I. La validation de la créance malgré les contestations sur les délais

A. L’absence de délai contractuel et le caractère raisonnable des délais d’exécution

Le juge a écarté l’argument du client selon lequel l’absence de détail des coûts justifiait le rejet de la demande en paiement. Il a rappelé que “s’agissant d’un marché à forfait, l’absence de détail du coût de chacun des matériaux est inopérant” (Motivation, Sur la demande en paiement de la facture). Cette affirmation rappelle la force obligatoire du contrat à forfait, où le prix est global et ne dépend pas du détail des prestations. Le tribunal a ensuite estimé que le délai initial de quatre mois pour la pose était raisonnable, compte tenu des délais de livraison habituels pour ce type de menuiserie. Il a également jugé que le délai supplémentaire de sept mois pour le remplacement du vitrage était acceptable, car la véranda était fonctionnelle avec le double vitrage pendant cette période. Cette appréciation in concreto permet de moduler l’obligation d’exécution en l’absence de stipulation contractuelle, en se fondant sur les usages professionnels et les circonstances.

B. Le rejet de la demande de dommages et intérêts pour résistance abusive

La demande de l’entreprise pour résistance abusive a été rejetée, faute de démonstration d’une mauvaise foi du client.

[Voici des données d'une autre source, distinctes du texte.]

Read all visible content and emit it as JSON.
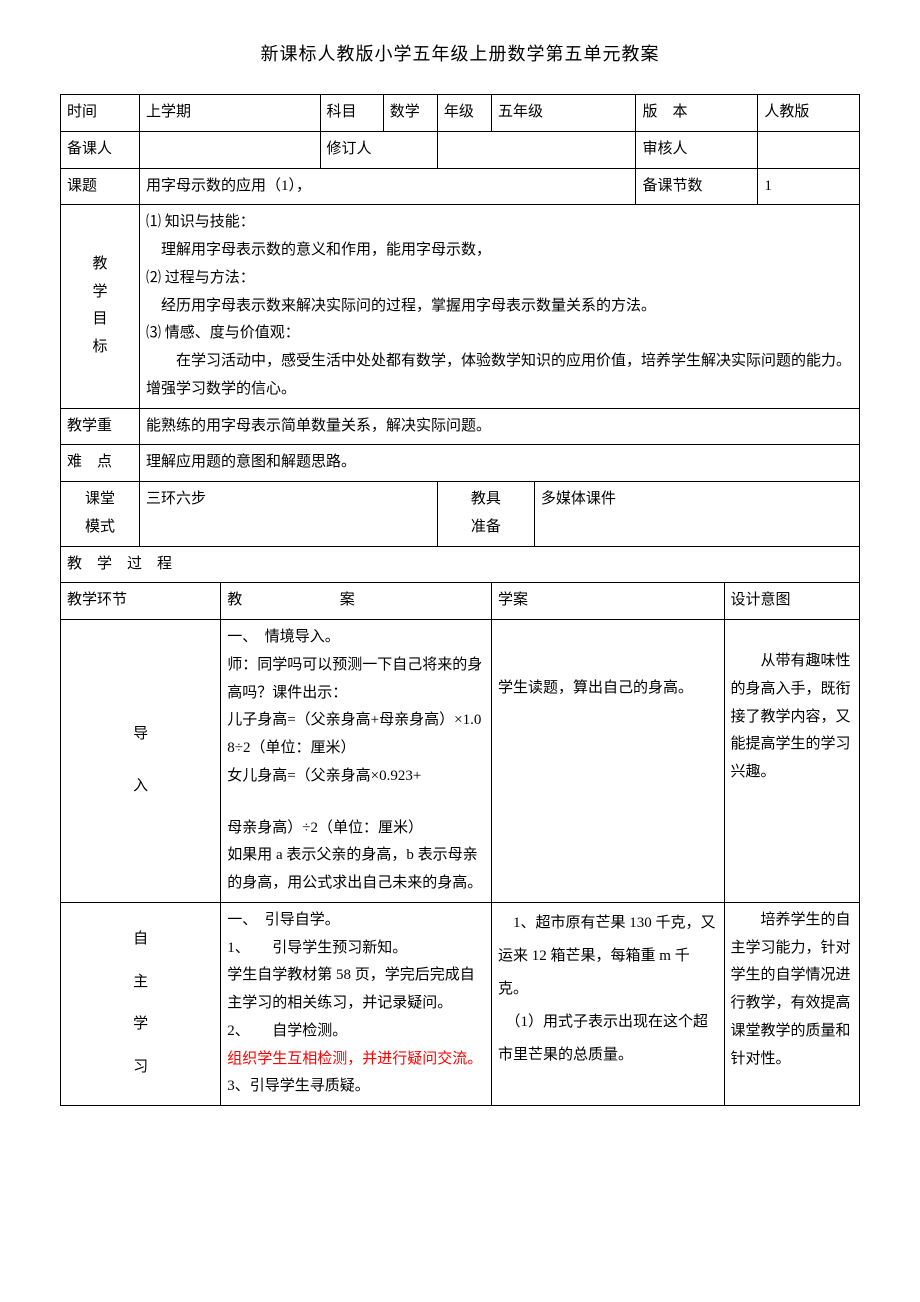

Le tribunal a précisé que “la résistance abusive ne se traduit pas par une simple résistance au paiement” (Motivation, Sur la demande indemnitaire pour résistance abusive et préjudice moral). Il a également écarté la valeur des avis internet produits, estimant qu’ils ne révélaient pas une intention de nuire mais exposaient des difficultés reconnues par l’entreprise. En exigeant un préjudice indépendant du simple retard, le juge rappelle le caractère exceptionnel de cette sanction, qui ne saurait résulter d’un simple désaccord commercial. La décision confère ainsi une portée restrictive à la notion de résistance abusive, protégeant le droit de tout débiteur de contester une créance sans risquer une condamnation automatique.

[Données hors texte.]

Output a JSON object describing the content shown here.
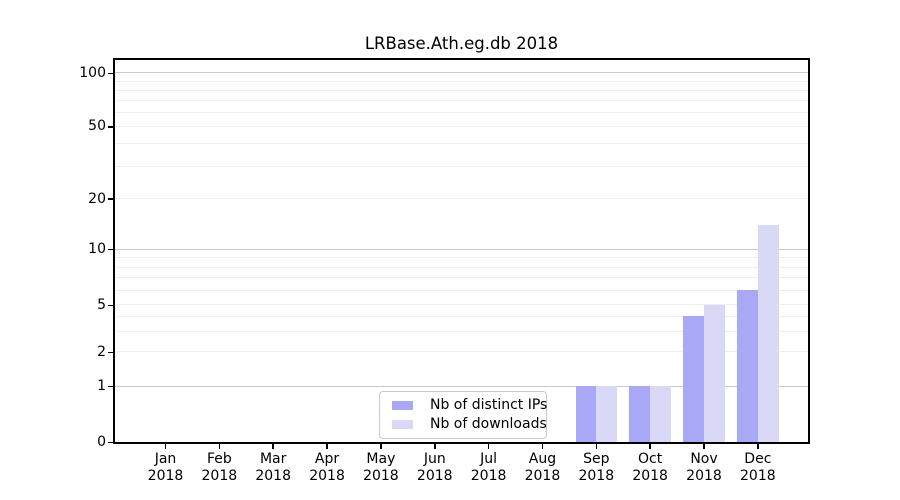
{
  "chart_data": {
    "type": "bar",
    "title": "LRBase.Ath.eg.db 2018",
    "categories": [
      "Jan 2018",
      "Feb 2018",
      "Mar 2018",
      "Apr 2018",
      "May 2018",
      "Jun 2018",
      "Jul 2018",
      "Aug 2018",
      "Sep 2018",
      "Oct 2018",
      "Nov 2018",
      "Dec 2018"
    ],
    "series": [
      {
        "name": "Nb of distinct IPs",
        "color": "#a8a8f6",
        "values": [
          0,
          0,
          0,
          0,
          0,
          0,
          0,
          0,
          1,
          1,
          4,
          6
        ]
      },
      {
        "name": "Nb of downloads",
        "color": "#d9d9f7",
        "values": [
          0,
          0,
          0,
          0,
          0,
          0,
          0,
          0,
          1,
          1,
          5,
          14
        ]
      }
    ],
    "xlabel": "",
    "ylabel": "",
    "yticks": [
      0,
      1,
      2,
      5,
      10,
      20,
      50,
      100
    ],
    "ylim": [
      0,
      118
    ],
    "grid": {
      "major": [
        1,
        10,
        100
      ],
      "minor": [
        2,
        3,
        4,
        5,
        6,
        7,
        8,
        9,
        20,
        30,
        40,
        50,
        60,
        70,
        80,
        90
      ]
    },
    "legend_position": "inside lower center",
    "colors": {
      "grid_major": "#c9c9c9",
      "grid_minor": "#efefef",
      "spine": "#000000"
    },
    "scale": {
      "type": "log above 1, linear 0-1 (symlog-like)",
      "anchors": [
        [
          0,
          0
        ],
        [
          1,
          0.1464
        ],
        [
          2,
          0.2358
        ],
        [
          5,
          0.3588
        ],
        [
          10,
          0.5052
        ],
        [
          20,
          0.6373
        ],
        [
          50,
          0.8264
        ],
        [
          100,
          0.9663
        ]
      ]
    }
  }
}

II. Le rejet des demandes reconventionnelles du client pour défaut de lien contractuel

A. L’absence de caractère prévisible du dommage lié à la protection solaire

Le client réclamait le remboursement du coût d’une protection solaire qu’il avait fait poser sur le double vitrage erroné. Le tribunal a rejeté cette demande en considérant que ce dommage n’était pas prévisible lors de la conclusion du contrat. Il a souligné que “la protection solaire posée par M. [E] [O] n’est pas entrée dans le champ contractuel” (Motivation, Sur la demande reconventionnelle). Cette décision est fondée sur l’article 1231-1 du code civil, qui limite la réparation au dommage prévisible. Le juge ajoute que le client savait, dès avril 2023, que le vitrage serait remplacé, rendant son investissement inutile et non imputable au professionnel. Cette solution a une valeur pédagogique : elle responsabilise le maître d’ouvrage dans ses choix conservatoires, l’empêchant de faire supporter à l’entrepreneur les conséquences de ses décisions unilatérales.

B. La confirmation de l’obligation de payer le solde malgré les préjudices allégués

En condamnant le client à payer l’intégralité du solde, le tribunal a implicitement rejeté les autres préjudices allégués (retard, trouble de jouissance). Il a considéré que les délais étaient raisonnables et que le préjudice n’était pas démontré ou indemnisé par ailleurs. La décision rappelle que l’exception d’inexécution ne permet pas au débiteur de refuser totalement le paiement lorsque l’exécution, bien qu’imparfaite, a été finalement réalisée. Elle fixe une portée pratique importante : le maître d’ouvrage ne peut cumuler sans limite la réduction du prix et l’indemnisation de tous les désagréments, surtout lorsqu’il a accepté la reprise des travaux. Ce jugement illustre l’équilibre recherché par le juge entre la sanction des manquements et le respect de l’économie du contrat.